Factor only makes use of one native thread, and Factor threads are scheduled co-operatively. C library calls block the entire VM.
Factor does not hide anything from the programmer, all internals are exposed. It is your responsibility to avoid writing fragile code which depends too much on implementation detail.
If a literal object appears in a word definition, the object itself is pushed on the stack when the word executes, not a copy. If you intend to mutate this object, you must clone it first. See Literals.
Also, dup and related shuffle words don't copy entire objects or arrays; they only duplicate the reference to them. If you want to guard an object against mutation, use clone.
For a discussion of potential issues surrounding the f object, see Booleans.

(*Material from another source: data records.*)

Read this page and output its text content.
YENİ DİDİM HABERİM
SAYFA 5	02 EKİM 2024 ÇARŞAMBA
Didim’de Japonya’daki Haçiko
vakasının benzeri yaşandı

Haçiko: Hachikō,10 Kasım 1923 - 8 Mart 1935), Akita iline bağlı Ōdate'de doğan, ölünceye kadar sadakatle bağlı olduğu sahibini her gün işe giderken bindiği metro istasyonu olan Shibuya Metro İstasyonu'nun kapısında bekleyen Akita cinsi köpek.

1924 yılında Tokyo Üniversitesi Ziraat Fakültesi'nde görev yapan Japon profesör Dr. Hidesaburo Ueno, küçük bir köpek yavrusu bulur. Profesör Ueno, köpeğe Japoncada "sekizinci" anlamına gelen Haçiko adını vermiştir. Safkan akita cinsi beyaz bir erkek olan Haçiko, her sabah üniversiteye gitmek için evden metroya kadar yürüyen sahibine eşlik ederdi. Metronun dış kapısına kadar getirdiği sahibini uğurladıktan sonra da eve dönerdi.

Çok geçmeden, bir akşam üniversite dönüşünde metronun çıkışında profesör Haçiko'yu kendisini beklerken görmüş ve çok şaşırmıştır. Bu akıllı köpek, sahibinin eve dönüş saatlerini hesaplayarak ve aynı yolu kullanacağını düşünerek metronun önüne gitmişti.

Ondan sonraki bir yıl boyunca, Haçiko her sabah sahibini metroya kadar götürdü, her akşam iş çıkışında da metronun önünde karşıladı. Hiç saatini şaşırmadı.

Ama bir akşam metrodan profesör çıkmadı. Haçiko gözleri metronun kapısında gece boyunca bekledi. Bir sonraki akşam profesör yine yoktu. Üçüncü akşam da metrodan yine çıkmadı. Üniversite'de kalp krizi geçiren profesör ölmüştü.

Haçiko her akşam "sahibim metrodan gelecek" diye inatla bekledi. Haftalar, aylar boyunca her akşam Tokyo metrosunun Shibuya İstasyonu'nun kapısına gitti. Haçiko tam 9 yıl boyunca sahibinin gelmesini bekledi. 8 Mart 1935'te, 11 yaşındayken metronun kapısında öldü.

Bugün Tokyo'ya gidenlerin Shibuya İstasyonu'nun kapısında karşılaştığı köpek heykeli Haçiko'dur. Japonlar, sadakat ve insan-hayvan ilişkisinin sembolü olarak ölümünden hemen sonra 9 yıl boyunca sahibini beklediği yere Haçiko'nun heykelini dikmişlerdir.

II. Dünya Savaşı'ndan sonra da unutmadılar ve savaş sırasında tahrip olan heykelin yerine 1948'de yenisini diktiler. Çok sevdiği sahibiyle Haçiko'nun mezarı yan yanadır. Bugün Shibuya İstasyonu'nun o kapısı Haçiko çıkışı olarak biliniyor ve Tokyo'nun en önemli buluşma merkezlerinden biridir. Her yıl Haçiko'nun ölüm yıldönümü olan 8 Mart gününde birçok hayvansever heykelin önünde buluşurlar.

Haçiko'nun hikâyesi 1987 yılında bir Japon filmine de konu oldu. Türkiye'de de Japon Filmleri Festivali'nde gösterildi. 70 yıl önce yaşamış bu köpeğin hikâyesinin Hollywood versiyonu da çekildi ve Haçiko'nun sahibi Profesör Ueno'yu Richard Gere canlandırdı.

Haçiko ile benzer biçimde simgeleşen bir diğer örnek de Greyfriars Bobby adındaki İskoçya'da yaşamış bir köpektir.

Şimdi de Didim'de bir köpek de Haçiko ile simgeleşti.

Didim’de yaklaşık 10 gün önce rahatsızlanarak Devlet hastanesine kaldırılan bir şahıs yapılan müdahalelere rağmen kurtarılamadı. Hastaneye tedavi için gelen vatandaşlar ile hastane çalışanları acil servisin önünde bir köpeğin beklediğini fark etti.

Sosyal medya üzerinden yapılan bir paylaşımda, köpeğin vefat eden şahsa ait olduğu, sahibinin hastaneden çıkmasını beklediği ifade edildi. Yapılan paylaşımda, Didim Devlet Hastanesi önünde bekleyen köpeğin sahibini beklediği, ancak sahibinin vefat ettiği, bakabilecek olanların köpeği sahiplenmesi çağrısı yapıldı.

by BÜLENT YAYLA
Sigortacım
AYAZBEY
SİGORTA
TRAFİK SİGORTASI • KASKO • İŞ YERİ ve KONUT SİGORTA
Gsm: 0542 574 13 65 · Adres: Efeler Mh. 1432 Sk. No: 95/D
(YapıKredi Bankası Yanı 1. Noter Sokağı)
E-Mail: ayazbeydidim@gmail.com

Factor's object system is quite flexible. Careless usage of union, mixin and predicate classes can lead to similar problems to those caused by “multiple inheritance” in other languages. In particular, it is possible to have two classes such that they have a non-empty intersection and yet neither is a subclass of the other. If a generic word defines methods on two such classes, various disambiguation rules are applied to ensure method dispatch remains deterministic, however they may not be what you expect. See Method precedence for details.
If run-file throws a stack depth assertion, it means that the top-level form in the file left behind values on the stack. The stack depth is compared before and after loading a source file, since this type of situation is almost always an error. If you have a legitimate need to load a source file which returns data in some manner, define a word in the source file which produces this data on the stack and call the word after loading the file.